How real is Aurobindo's expectation that humanity is on the brink of broad-based spiritual progress? The answer is not all airy hope. Something of what he foresaw as the descent of the Supermind into human affairs is happening in the emergence of what Yuri Milner, the Russian Information Technology guru, calls the "global brain." The unprecedented global connectivity resulting from the spread of mobile telephone and broadband networks, engaging not only people but the machines that now process and store most of human knowledge, is creating a new level of consciousness. The "Internet of things" as Milner calls it, is expanding much faster than its human counterpart.
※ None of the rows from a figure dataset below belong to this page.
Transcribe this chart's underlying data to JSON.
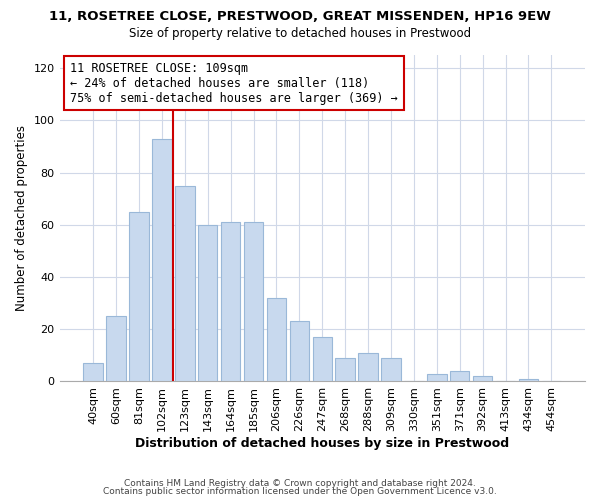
{
  "title1": "11, ROSETREE CLOSE, PRESTWOOD, GREAT MISSENDEN, HP16 9EW",
  "title2": "Size of property relative to detached houses in Prestwood",
  "xlabel": "Distribution of detached houses by size in Prestwood",
  "ylabel": "Number of detached properties",
  "bar_labels": [
    "40sqm",
    "60sqm",
    "81sqm",
    "102sqm",
    "123sqm",
    "143sqm",
    "164sqm",
    "185sqm",
    "206sqm",
    "226sqm",
    "247sqm",
    "268sqm",
    "288sqm",
    "309sqm",
    "330sqm",
    "351sqm",
    "371sqm",
    "392sqm",
    "413sqm",
    "434sqm",
    "454sqm"
  ],
  "bar_heights": [
    7,
    25,
    65,
    93,
    75,
    60,
    61,
    61,
    32,
    23,
    17,
    9,
    11,
    9,
    0,
    3,
    4,
    2,
    0,
    1,
    0
  ],
  "bar_color": "#c8d9ee",
  "bar_edge_color": "#9ab8d8",
  "vline_color": "#cc0000",
  "annotation_text": "11 ROSETREE CLOSE: 109sqm\n← 24% of detached houses are smaller (118)\n75% of semi-detached houses are larger (369) →",
  "annotation_box_color": "#ffffff",
  "annotation_box_edge": "#cc0000",
  "ylim": [
    0,
    125
  ],
  "yticks": [
    0,
    20,
    40,
    60,
    80,
    100,
    120
  ],
  "footer1": "Contains HM Land Registry data © Crown copyright and database right 2024.",
  "footer2": "Contains public sector information licensed under the Open Government Licence v3.0.",
  "background_color": "#ffffff",
  "plot_background": "#ffffff",
  "grid_color": "#d0d8e8"
}
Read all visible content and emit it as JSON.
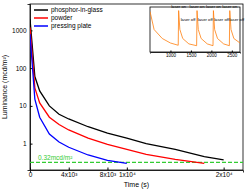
{
  "chart_data": [
    {
      "type": "line",
      "x_label": "Time (s)",
      "y_label": "Luminance (mcd/m²)",
      "log": "y",
      "legend": "top-left",
      "x": [
        0,
        500,
        1000,
        2000,
        3000,
        4000,
        6000,
        8000,
        10000,
        12000,
        15000,
        18000,
        20000
      ],
      "series": [
        {
          "name": "phosphor-in-glass",
          "color": "#000000",
          "values": [
            2000,
            60,
            25,
            10,
            6,
            4.5,
            2.8,
            1.9,
            1.4,
            1.0,
            0.7,
            0.45,
            0.37
          ]
        },
        {
          "name": "powder",
          "color": "#ff0000",
          "values": [
            1200,
            30,
            12,
            5,
            3.2,
            2.3,
            1.4,
            0.95,
            0.7,
            0.52,
            0.38,
            0.3,
            null
          ]
        },
        {
          "name": "pressing plate",
          "color": "#0000ff",
          "values": [
            800,
            15,
            5,
            1.8,
            1.1,
            0.8,
            0.5,
            0.36,
            0.3,
            null,
            null,
            null,
            null
          ]
        }
      ],
      "xlim": [
        0,
        22000
      ],
      "xticks": [
        0,
        {
          "value": 4000,
          "label": "4x10³"
        },
        {
          "value": 8000,
          "label": "8x10³"
        },
        {
          "value": 10000,
          "label": "1x10⁴"
        },
        {
          "value": 20000,
          "label": "2x10⁴"
        }
      ],
      "ylim": [
        0.2,
        5000
      ],
      "yticks": [
        1,
        10,
        100,
        1000
      ],
      "annotations": [
        {
          "text": "0.32mcd/m²",
          "y": 0.32,
          "color": "#33cc33",
          "line_style": "dashed"
        }
      ]
    },
    {
      "type": "line",
      "tick_labels": "x",
      "x": [
        500,
        600,
        800,
        1000,
        1190,
        1200,
        1230,
        1300,
        1450,
        1640,
        1650,
        1680,
        1750,
        1900,
        2040,
        2050,
        2080,
        2150,
        2300,
        2440,
        2450,
        2480,
        2550,
        2700
      ],
      "series": [
        {
          "color": "#ff7f0e",
          "values": [
            90,
            50,
            30,
            20,
            15,
            92,
            50,
            30,
            18,
            14,
            92,
            50,
            30,
            18,
            14,
            92,
            50,
            30,
            18,
            14,
            92,
            50,
            30,
            20
          ]
        }
      ],
      "xlim": [
        500,
        2700
      ],
      "xticks": [
        1000,
        1500,
        2000,
        2500
      ],
      "ylim": [
        0,
        100
      ],
      "annotations": [
        {
          "text": "laser on",
          "x": 1200,
          "y": 97
        },
        {
          "text": "laser on",
          "x": 1650,
          "y": 97
        },
        {
          "text": "laser on",
          "x": 2050,
          "y": 97
        },
        {
          "text": "laser on",
          "x": 2450,
          "y": 97
        },
        {
          "text": "laser off",
          "x": 1430,
          "y": 70
        },
        {
          "text": "laser off",
          "x": 1850,
          "y": 70
        },
        {
          "text": "laser off",
          "x": 2250,
          "y": 70
        },
        {
          "text": "laser off",
          "x": 2620,
          "y": 70
        }
      ]
    }
  ]
}
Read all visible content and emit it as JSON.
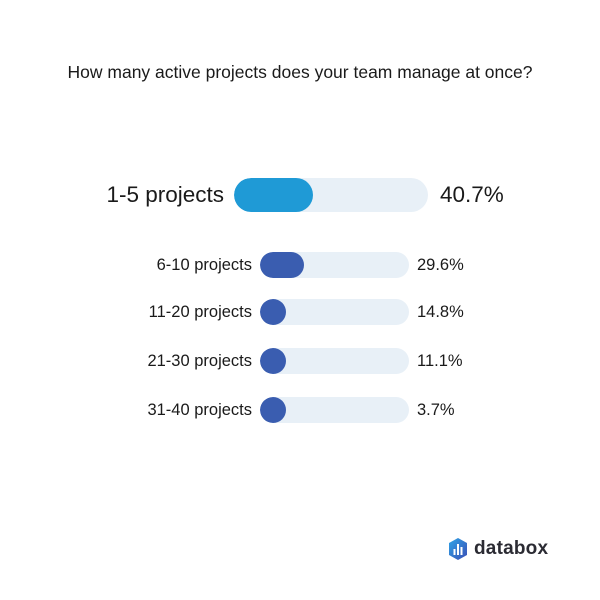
{
  "title": "How many active projects does your team manage at once?",
  "colors": {
    "track": "#e8f0f7",
    "highlight_fill": "#1f9ad6",
    "fill": "#3a5db0",
    "text": "#1a1a1a"
  },
  "brand": {
    "name": "databox",
    "icon": "databox-logo-icon"
  },
  "chart_data": {
    "type": "bar",
    "orientation": "horizontal",
    "title": "How many active projects does your team manage at once?",
    "categories": [
      "1-5 projects",
      "6-10 projects",
      "11-20 projects",
      "21-30 projects",
      "31-40 projects"
    ],
    "values": [
      40.7,
      29.6,
      14.8,
      11.1,
      3.7
    ],
    "value_labels": [
      "40.7%",
      "29.6%",
      "14.8%",
      "11.1%",
      "3.7%"
    ],
    "unit": "%",
    "xlabel": "",
    "ylabel": "",
    "highlighted": "1-5 projects",
    "grid": false,
    "legend": false
  },
  "rows": [
    {
      "label": "1-5 projects",
      "value": "40.7%",
      "pct": 40.7
    },
    {
      "label": "6-10 projects",
      "value": "29.6%",
      "pct": 29.6
    },
    {
      "label": "11-20 projects",
      "value": "14.8%",
      "pct": 14.8
    },
    {
      "label": "21-30 projects",
      "value": "11.1%",
      "pct": 11.1
    },
    {
      "label": "31-40 projects",
      "value": "3.7%",
      "pct": 3.7
    }
  ]
}
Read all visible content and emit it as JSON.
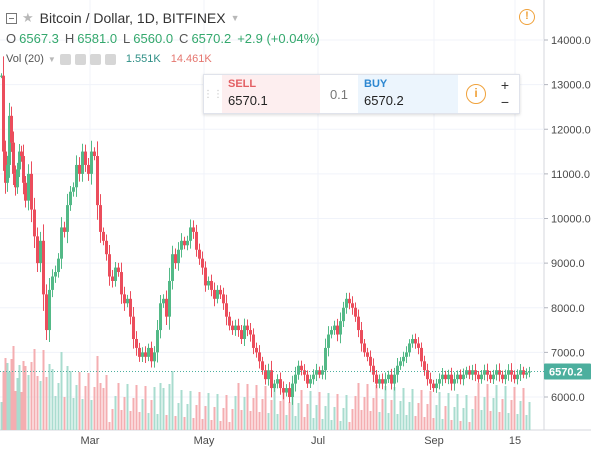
{
  "header": {
    "title": "Bitcoin / Dollar, 1D, BITFINEX",
    "ohlc": {
      "o_label": "O",
      "o": "6567.3",
      "h_label": "H",
      "h": "6581.0",
      "l_label": "L",
      "l": "6560.0",
      "c_label": "C",
      "c": "6570.2",
      "change": "+2.9 (+0.04%)"
    },
    "volume": {
      "label": "Vol (20)",
      "value_1": "1.551K",
      "value_2": "14.461K"
    },
    "warning_icon": "!"
  },
  "trade_panel": {
    "sell_label": "SELL",
    "sell_price": "6570.1",
    "quantity": "0.1",
    "buy_label": "BUY",
    "buy_price": "6570.2",
    "info_icon": "i",
    "plus": "+",
    "minus": "−"
  },
  "chart_data": {
    "type": "candlestick",
    "symbol": "Bitcoin / Dollar",
    "interval": "1D",
    "exchange": "BITFINEX",
    "title": "Bitcoin / Dollar, 1D, BITFINEX",
    "ylim": [
      5300,
      14500
    ],
    "y_ticks": [
      "6000.0",
      "7000.0",
      "8000.0",
      "9000.0",
      "10000.0",
      "11000.0",
      "12000.0",
      "13000.0",
      "14000.0"
    ],
    "x_ticks": [
      "Mar",
      "May",
      "Jul",
      "Sep",
      "15"
    ],
    "last_price": "6570.2",
    "colors": {
      "up": "#53b987",
      "down": "#eb4d5c",
      "vol_up": "#a9dccf",
      "vol_down": "#f4aeb1",
      "price_tag": "#4caf9e"
    },
    "close_path": [
      [
        0,
        13200
      ],
      [
        2,
        11500
      ],
      [
        4,
        10800
      ],
      [
        6,
        11200
      ],
      [
        8,
        12300
      ],
      [
        10,
        11700
      ],
      [
        12,
        11000
      ],
      [
        14,
        10700
      ],
      [
        16,
        11100
      ],
      [
        18,
        11500
      ],
      [
        20,
        11400
      ],
      [
        22,
        10800
      ],
      [
        24,
        10400
      ],
      [
        27,
        11000
      ],
      [
        30,
        10200
      ],
      [
        33,
        9600
      ],
      [
        36,
        9000
      ],
      [
        39,
        9500
      ],
      [
        42,
        8300
      ],
      [
        45,
        7500
      ],
      [
        48,
        8400
      ],
      [
        51,
        8700
      ],
      [
        54,
        8800
      ],
      [
        57,
        9100
      ],
      [
        60,
        9800
      ],
      [
        63,
        9700
      ],
      [
        66,
        10300
      ],
      [
        69,
        10600
      ],
      [
        72,
        10700
      ],
      [
        75,
        11200
      ],
      [
        78,
        11000
      ],
      [
        81,
        11500
      ],
      [
        84,
        11200
      ],
      [
        87,
        11000
      ],
      [
        90,
        11500
      ],
      [
        93,
        11400
      ],
      [
        96,
        10300
      ],
      [
        99,
        9700
      ],
      [
        102,
        9500
      ],
      [
        105,
        9200
      ],
      [
        108,
        8700
      ],
      [
        111,
        8600
      ],
      [
        114,
        8900
      ],
      [
        117,
        8800
      ],
      [
        120,
        8300
      ],
      [
        123,
        8100
      ],
      [
        126,
        8200
      ],
      [
        129,
        7800
      ],
      [
        132,
        7300
      ],
      [
        135,
        7100
      ],
      [
        138,
        6900
      ],
      [
        141,
        7000
      ],
      [
        144,
        6900
      ],
      [
        147,
        7100
      ],
      [
        150,
        6800
      ],
      [
        153,
        7000
      ],
      [
        156,
        7500
      ],
      [
        159,
        8100
      ],
      [
        162,
        8200
      ],
      [
        165,
        7800
      ],
      [
        168,
        8600
      ],
      [
        171,
        9200
      ],
      [
        174,
        9000
      ],
      [
        177,
        9300
      ],
      [
        180,
        9500
      ],
      [
        183,
        9400
      ],
      [
        186,
        9500
      ],
      [
        189,
        9800
      ],
      [
        192,
        9700
      ],
      [
        195,
        9300
      ],
      [
        198,
        9100
      ],
      [
        201,
        8900
      ],
      [
        204,
        8500
      ],
      [
        207,
        8600
      ],
      [
        210,
        8400
      ],
      [
        213,
        8200
      ],
      [
        216,
        8400
      ],
      [
        219,
        8300
      ],
      [
        222,
        8100
      ],
      [
        225,
        7800
      ],
      [
        228,
        7600
      ],
      [
        231,
        7500
      ],
      [
        234,
        7600
      ],
      [
        237,
        7500
      ],
      [
        240,
        7300
      ],
      [
        243,
        7600
      ],
      [
        246,
        7500
      ],
      [
        249,
        7400
      ],
      [
        252,
        7100
      ],
      [
        255,
        7000
      ],
      [
        258,
        6800
      ],
      [
        261,
        6600
      ],
      [
        264,
        6400
      ],
      [
        267,
        6600
      ],
      [
        270,
        6200
      ],
      [
        273,
        6300
      ],
      [
        276,
        6400
      ],
      [
        279,
        6200
      ],
      [
        282,
        6100
      ],
      [
        285,
        6200
      ],
      [
        288,
        6000
      ],
      [
        291,
        6300
      ],
      [
        294,
        6500
      ],
      [
        297,
        6700
      ],
      [
        300,
        6600
      ],
      [
        303,
        6500
      ],
      [
        306,
        6300
      ],
      [
        309,
        6400
      ],
      [
        312,
        6500
      ],
      [
        315,
        6600
      ],
      [
        318,
        6500
      ],
      [
        321,
        6600
      ],
      [
        324,
        7100
      ],
      [
        327,
        7400
      ],
      [
        330,
        7500
      ],
      [
        333,
        7600
      ],
      [
        336,
        7400
      ],
      [
        339,
        7700
      ],
      [
        342,
        8000
      ],
      [
        345,
        8200
      ],
      [
        348,
        8100
      ],
      [
        351,
        8000
      ],
      [
        354,
        7800
      ],
      [
        357,
        7500
      ],
      [
        360,
        7200
      ],
      [
        363,
        7000
      ],
      [
        366,
        6900
      ],
      [
        369,
        6700
      ],
      [
        372,
        6500
      ],
      [
        375,
        6300
      ],
      [
        378,
        6400
      ],
      [
        381,
        6300
      ],
      [
        384,
        6400
      ],
      [
        387,
        6500
      ],
      [
        390,
        6300
      ],
      [
        393,
        6500
      ],
      [
        396,
        6700
      ],
      [
        399,
        6800
      ],
      [
        402,
        6900
      ],
      [
        405,
        7000
      ],
      [
        408,
        7200
      ],
      [
        411,
        7300
      ],
      [
        414,
        7200
      ],
      [
        417,
        7100
      ],
      [
        420,
        6800
      ],
      [
        423,
        6600
      ],
      [
        426,
        6400
      ],
      [
        429,
        6300
      ],
      [
        432,
        6200
      ],
      [
        435,
        6300
      ],
      [
        438,
        6400
      ],
      [
        441,
        6500
      ],
      [
        444,
        6400
      ],
      [
        447,
        6500
      ],
      [
        450,
        6300
      ],
      [
        453,
        6400
      ],
      [
        456,
        6500
      ],
      [
        459,
        6400
      ],
      [
        462,
        6500
      ],
      [
        465,
        6600
      ],
      [
        468,
        6500
      ],
      [
        471,
        6600
      ],
      [
        474,
        6500
      ],
      [
        477,
        6400
      ],
      [
        480,
        6500
      ],
      [
        483,
        6600
      ],
      [
        486,
        6500
      ],
      [
        489,
        6400
      ],
      [
        492,
        6500
      ],
      [
        495,
        6600
      ],
      [
        498,
        6500
      ],
      [
        501,
        6400
      ],
      [
        504,
        6500
      ],
      [
        507,
        6600
      ],
      [
        510,
        6500
      ],
      [
        513,
        6400
      ],
      [
        516,
        6500
      ],
      [
        519,
        6600
      ],
      [
        522,
        6500
      ],
      [
        525,
        6550
      ],
      [
        528,
        6570
      ]
    ]
  }
}
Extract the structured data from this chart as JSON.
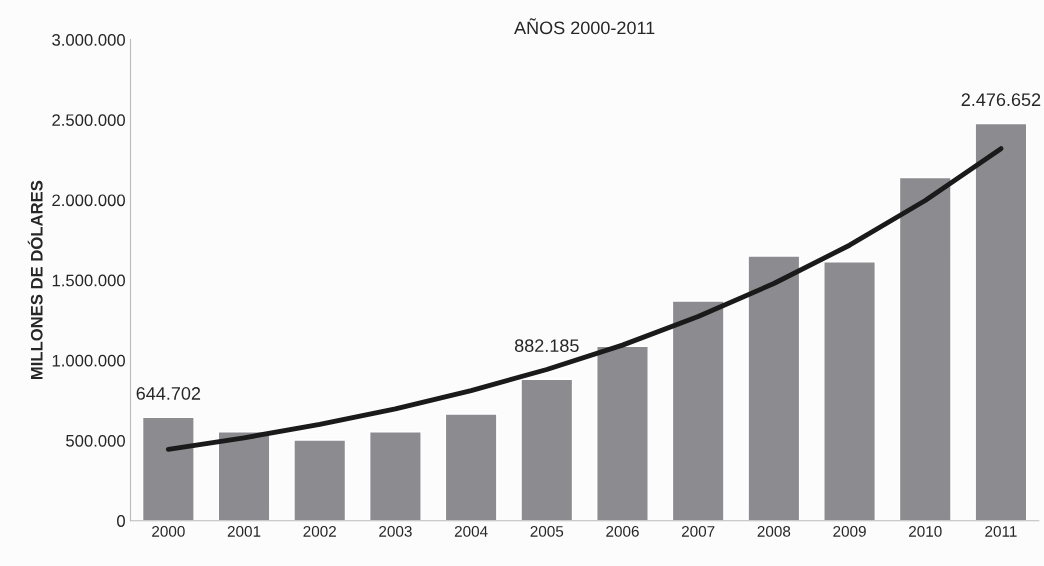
{
  "chart_data": {
    "type": "bar",
    "title": "AÑOS 2000-2011",
    "ylabel": "MILLONES DE DÓLARES",
    "categories": [
      "2000",
      "2001",
      "2002",
      "2003",
      "2004",
      "2005",
      "2006",
      "2007",
      "2008",
      "2009",
      "2010",
      "2011"
    ],
    "series": [
      {
        "color": "#8b8b90",
        "values": [
          644702,
          555000,
          503000,
          555000,
          665000,
          882185,
          1087000,
          1370000,
          1650000,
          1615000,
          2140000,
          2476652
        ],
        "value_labels": [
          "644.702",
          null,
          null,
          null,
          null,
          "882.185",
          null,
          null,
          null,
          null,
          null,
          "2.476.652"
        ]
      },
      {
        "type": "line",
        "color": "#1a1a1a",
        "values": [
          445000,
          517000,
          601000,
          698000,
          811000,
          943000,
          1095000,
          1273000,
          1479000,
          1718000,
          1997000,
          2320000
        ]
      }
    ],
    "ylim": [
      0,
      3000000
    ],
    "yticks": [
      {
        "value": 0,
        "label": "0"
      },
      {
        "value": 500000,
        "label": "500.000"
      },
      {
        "value": 1000000,
        "label": "1.000.000"
      },
      {
        "value": 1500000,
        "label": "1.500.000"
      },
      {
        "value": 2000000,
        "label": "2.000.000"
      },
      {
        "value": 2500000,
        "label": "2.500.000"
      },
      {
        "value": 3000000,
        "label": "3.000.000"
      }
    ],
    "grid": false,
    "legend": false
  }
}
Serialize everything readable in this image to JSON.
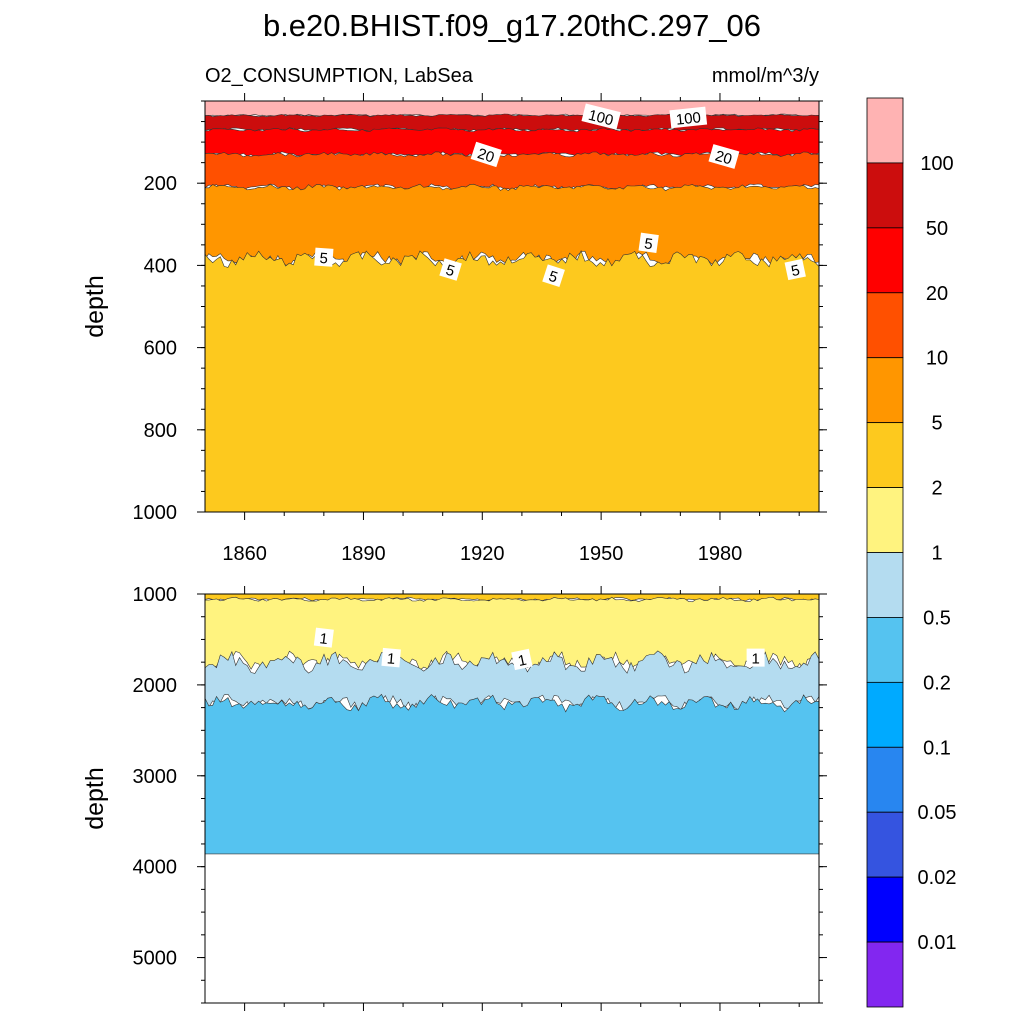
{
  "title": "b.e20.BHIST.f09_g17.20thC.297_06",
  "chart_data": [
    {
      "type": "heatmap",
      "subtype": "filled-contour",
      "panel": "upper",
      "left_label": "O2_CONSUMPTION, LabSea",
      "right_label": "mmol/m^3/y",
      "ylabel": "depth",
      "xlim": [
        1850,
        2005
      ],
      "ylim": [
        1000,
        0
      ],
      "yticks": [
        200,
        400,
        600,
        800,
        1000
      ],
      "xticks": [
        1860,
        1890,
        1920,
        1950,
        1980
      ],
      "bands": [
        {
          "range": ">100",
          "from_depth": 0,
          "to_depth": 35
        },
        {
          "range": "50-100",
          "from_depth": 35,
          "to_depth": 70
        },
        {
          "range": "20-50",
          "from_depth": 70,
          "to_depth": 130
        },
        {
          "range": "10-20",
          "from_depth": 130,
          "to_depth": 210
        },
        {
          "range": "5-10",
          "from_depth": 210,
          "to_depth": 385
        },
        {
          "range": "2-5",
          "from_depth": 385,
          "to_depth": 1000
        }
      ],
      "contour_labels": [
        {
          "text": "100",
          "year": 1950,
          "depth": 38
        },
        {
          "text": "100",
          "year": 1972,
          "depth": 40
        },
        {
          "text": "20",
          "year": 1921,
          "depth": 130
        },
        {
          "text": "20",
          "year": 1981,
          "depth": 135
        },
        {
          "text": "5",
          "year": 1880,
          "depth": 380
        },
        {
          "text": "5",
          "year": 1912,
          "depth": 410
        },
        {
          "text": "5",
          "year": 1938,
          "depth": 425
        },
        {
          "text": "5",
          "year": 1962,
          "depth": 345
        },
        {
          "text": "5",
          "year": 1999,
          "depth": 410
        }
      ]
    },
    {
      "type": "heatmap",
      "subtype": "filled-contour",
      "panel": "lower",
      "ylabel": "depth",
      "xlim": [
        1850,
        2005
      ],
      "ylim": [
        5500,
        1000
      ],
      "yticks": [
        1000,
        2000,
        3000,
        4000,
        5000
      ],
      "bands": [
        {
          "range": "2-5",
          "from_depth": 1000,
          "to_depth": 1060
        },
        {
          "range": "1-2",
          "from_depth": 1060,
          "to_depth": 1750
        },
        {
          "range": "0.5-1",
          "from_depth": 1750,
          "to_depth": 2200
        },
        {
          "range": "0.2-0.5",
          "from_depth": 2200,
          "to_depth": 3860
        }
      ],
      "contour_labels": [
        {
          "text": "1",
          "year": 1880,
          "depth": 1480
        },
        {
          "text": "1",
          "year": 1897,
          "depth": 1700
        },
        {
          "text": "1",
          "year": 1930,
          "depth": 1720
        },
        {
          "text": "1",
          "year": 1989,
          "depth": 1700
        }
      ]
    }
  ],
  "colorbar": {
    "labels": [
      "100",
      "50",
      "20",
      "10",
      "5",
      "2",
      "1",
      "0.5",
      "0.2",
      "0.1",
      "0.05",
      "0.02",
      "0.01"
    ],
    "colors": [
      "#ffb3b3",
      "#cc0d0d",
      "#ff0000",
      "#ff5000",
      "#ff9600",
      "#fdc91e",
      "#fff37f",
      "#b4dcf0",
      "#55c3f0",
      "#00aaff",
      "#2886f0",
      "#3554e0",
      "#0000ff",
      "#8227f0"
    ]
  }
}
There are some two billion people and five billion machines connected to the Internet today; in the next decade the number of individuals will more than double while that of machines is projected to reach 20 billion. In the same period almost everyone on the planet will be connected by mobile phone networks.
If the flashing synapses of this global brain are to develop positive patterns of thought and creativity, if we are to ensure that the planetary consciousness now descending on humanity will not take malignant and schizophrenic forms, we must look for guidance from India's spiritual masters, especially Mahatma Gandhi and Sri Aurobindo.